Well race day didn’t quite go as planned. I did sprint my little heart out and I did get a good age group placement. But due to mistakes caused by volunteers, the result was a little different. I have debated writing about this race, but I feel that it is important for any triathlete and especially beginners to read. Everyone makes mistakes. Being prepared is key, and even all the preparedness in the world can still cause errors.
Swim: 200m, 4:16
Pre-race, I got a quick dip in the 50m lane, hoping to alleviate some of my anaerobic race anxiety I get in the water sometimes. It worked. When my number was called I took off. I worked on a slow stroke at first to make sure I was keeping my aerobic breath in check. I worked on swimming strong and hung on to one swimmer in front of me for the short swim. I didn’t push too hard because I knew I would really try to hammer the bike and sprint hard on the run where I was stronger.
Bike: 8k, 15:40
Two loops of a very short, fairly flat course. So I hammered as hard as I could, and tried to pass whenever I could. One other competitor and I traded back and forth for a while until she got an advantage on me and got a little ahead.
Run: 2k (actually 1.05mi), 8:12
This is where I was planning on crushing it. I know I’m a faster runner than most of my competitors, but especially most of my female beginner athletes. With such a short distance there was no reason why I couldn’t sprint hard and hold a sub-8 pace or less. The course left transition, down a street to a very short greenway walking loop, back to transition and then make a second loop of the same. I caught up with the woman who had passed me on the bike and passed her fairly soon on the run and basically passed everyone ahead of me. As I came around out of the walking trail, I started to head out for a second loop, but a volunteer with a flag was screaming at us and insisting we make the second loop within the walking trail instead of leaving the trail and going back to the beginning.
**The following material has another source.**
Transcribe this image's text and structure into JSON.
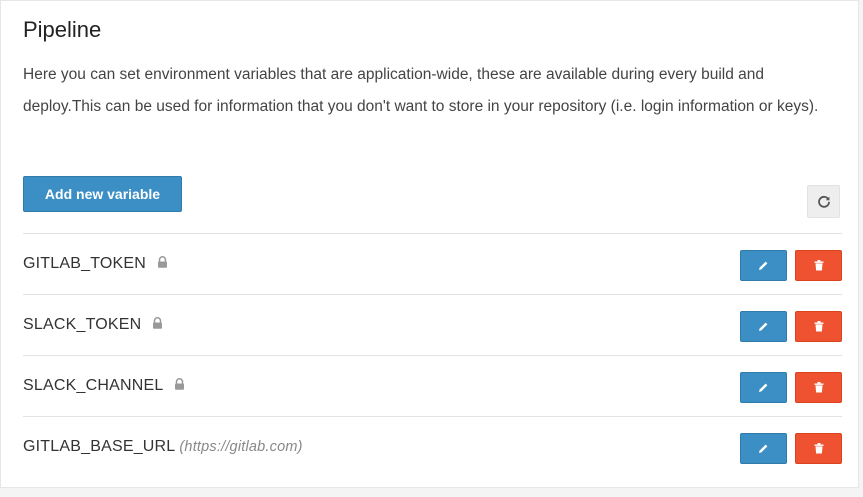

He was very insistent and yelling at us in an admonishing tone as I started to head out he told me “NO!” and waived into the walking trail. For a second I second-guessed myself and followed his instructions making a second loop. And everyone followed me. At this time I was ahead of all of the other runners and kept passing those on their first loop. As I came out of my second loop I headed towards finish. Just before I reached the chute, another volunteer (rightfully) tried to get me to make a second lap. I explained that I had already looped twice and was done. We argued for a precious several seconds before I just ran on into the finish chute. I was the first through the finish line. I explained to the volunteers there that the course got messed up and a volunteer is sending people the wrong way. Apparently everyone else did the same loop that I did, with the exception of about 4-6 people who were convinced by the second volunteer to make the 3rd lap.
So, because of the 4-6 outsiders in the race, the directors decided to drop everyone’s run time from the official results. Instead of going with the majority of everyone, they just dropped the other 200+ competitors’ results. I was furious. The run is why I really wanted to do this race and what I was banking on for my results. I did not sign up for the Aquabike division for a reason. Though this was an Aquabike + T2 results. Yes, they included the T2 results!! How bizarre! So with that I was placed at 2nd in my Age Group. While on the podium, the 1st place winner told me she got it by a technicality because she walked the run! She was VERY lucky I’m not a violent person.
Official Results: 2nd in Age Group, Total 22:50
Unofficial Results: 1st in Age Group, Total 31:01
I got a very nice plaque and some Swiftwick socks. I’m conflicted about this podium finish. Technically it’s not a triathlon award. But technically I would have gotten an even better award in the full triathlon results. I will be more sure of myself the next time I race. Though it is rare that I’m ever in the lead and would be leading people the wrong way on a course and have to make these decisions on whether the very angry sounding volunteer was right. Then again, I do not necessarily agree with how the race directors handled the results. I understand it, but I found it very frustrating.